Jan. 14 (Bloomberg) -- The yen touched the weakest level versus the dollar since June 2010 on bets Japanese Prime Minister Shinzo Abe will select a central-bank chief who will expand monetary easing, accelerating the currency’s decline.
Japan’s currency slid beyond 120 per euro for the first time since May 2011 after Abe, whose government said last week it will increase stimulus spending, said he wanted someone “who can push through bold monetary policy” as the next Bank of Japan governor. The BOJ meets next week. The euro reached its highest in 10 months versus the greenback. It remained stronger as Federal Reserve Chairman Ben S. Bernanke said the central bank is monitoring the effects of its monetary stimulus.
“The changes that have been proposed by the Japanese government over the last couple of weeks are pretty significant and have been working against the yen,” Brian Kim, a currency strategist at Royal Bank of Scotland Group Plc’s RBS Securities unit in Stamford Connecticut, said in an telephone interview. “The news today is in line with everything we’ve heard before. People are just buying the talk.”
The yen declined 0.3 percent to 89.48 per dollar at 5 p.m. New York time and reached 89.67, the weakest level since June 25, 2010. Japan’s currency fell 0.6 percent to 119.74 per euro and reached 120.13, a level not seen since May 4, 2011. The dollar depreciated 0.3 percent to $1.3382 per euro. It reached $1.3404 earlier, the weakest level since Feb. 29, before briefly erasing losses.
Japanese financial markets were shut today for a holiday.
The New Zealand dollar, nicknamed the kiwi, climbed against all of its 16 most-traded counterparts after a report showed retail spending on credit cards rose.

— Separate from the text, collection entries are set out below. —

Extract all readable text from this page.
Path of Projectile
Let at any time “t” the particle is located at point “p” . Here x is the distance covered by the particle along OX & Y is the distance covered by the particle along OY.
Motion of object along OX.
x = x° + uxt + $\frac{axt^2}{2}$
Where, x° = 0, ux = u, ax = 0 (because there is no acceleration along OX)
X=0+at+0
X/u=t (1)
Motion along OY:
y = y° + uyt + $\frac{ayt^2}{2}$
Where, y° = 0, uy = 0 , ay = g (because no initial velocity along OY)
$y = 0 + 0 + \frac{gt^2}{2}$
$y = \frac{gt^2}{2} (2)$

The currency advanced 0.8 percent to 84.32 U.S. cents and gained 1.2 percent to 75.44 yen.
The Swiss franc dropped as European leaders said the worst is probably over for the region’s sovereign-debt crisis. Investors used the currency as a haven amid the financial turmoil. The franc slid 1.3 percent to 1.2340 per euro and touched 1.2341, its weakest level since December 2011.
Sterling fell for a seventh day versus the euro, the longest losing streak since October. The pound fell 0.6 percent to 83.24 pence per euro and declined 0.3 percent to $1.6078.
The kiwi rose 2.3 percent over the past year versus nine developed-nation peers monitored by the Bloomberg Correlation-Weighted Indexes. The pound added 1.1 percent, while the dollar fell 4.2 percent and the yen lost 19 percent.
The Japanese government said last week it will spend 10.3 trillion yen ($116 billion) in new stimulus efforts.
Abe also may become the best friend of investors in U.S. Treasuries if he buys U.S. government bonds to weaken the yen and boost his nation’s slowing economy.
The prime minister’s Liberal Democratic Party pledged to consider a fund to buy foreign securities that may amount to 50 trillion yen ($558 billion) according to Nomura Securities Co. and Kazumasa Iwata, a former Bank of Japan deputy governor. JPMorgan Securities Japan Co. says the total may be double that.
The next BOJ governor must be a “bold policy leader,” Abe said yesterday on public broadcaster NHK’s “Sunday Debate” program. Governor Masaaki Shirakawa will step down in April.
The central bank will review its 1 percent inflation goal at a Jan. 21-22 meeting. Abe has demanded it double the target.
Jeffrey Shen, managing director in San Francisco at BlackRock Inc., said that “in the short run, we’re going to see the yen weaken significantly more.” Shen spoke in an interview on Bloomberg Radio’s “Bloomberg Surveillance” with Tom Keene and Michael McKee.
The yen lost 11 percent against the dollar in 2012, the most in seven years. The currency is still stronger than its 10-year average of about 101, hurting the competitiveness of Japanese exporters.
The dollar weakened versus the euro for a third day as President Barack Obama warned Congress not to use the nation’s debt ceiling as leverage in the U.S. budget debate.
Obama said at a White House press conference markets may go “haywire” if the U.S. debt ceiling isn’t raised. The nation must pay its bills, he said. The U.S. reached the statutory limit of $16.4 trillion Dec. 31, and the Treasury began using what it termed extraordinary measures to finance the government.
Bernanke said the benefits of the Fed’s purchases of securities under the quantitative easing strategy may vary through time and the central bank is continuing to monitor the impact.
“So far, we think we are getting some effect, it is kind of early,” Bernanke said today at the University of Michigan’s Gerald R. Ford School of Public Policy. “We are going to continue to assess how effective” the program is “because it is possible that as you move through time and the situation changes that the impact of these tools could vary.”
The euro may climb to $1.3835, the highest since November 2011, after breaching resistance last week in the area of $1.33 to $1.3309, Cilline Bain, a London-based technical analyst at Credit Suisse Group AG, wrote today in a client note. The 14-month high represents a 50 percent long-term Fibonacci retracement, the analyst wrote.
Fibonacci analysis is based on the theory that prices rise or fall by certain percentages after reaching a high or low. Resistance refers to an area on a price graph where analysts anticipate sell orders to be clustered.
A technical indicator signaled the euro may be headed for a reversal of its rise versus the dollar. The shared currency’s 14-day relative-strength index was at 68.6, approaching the 70 level some traders see as a sign an asset has gained too quickly.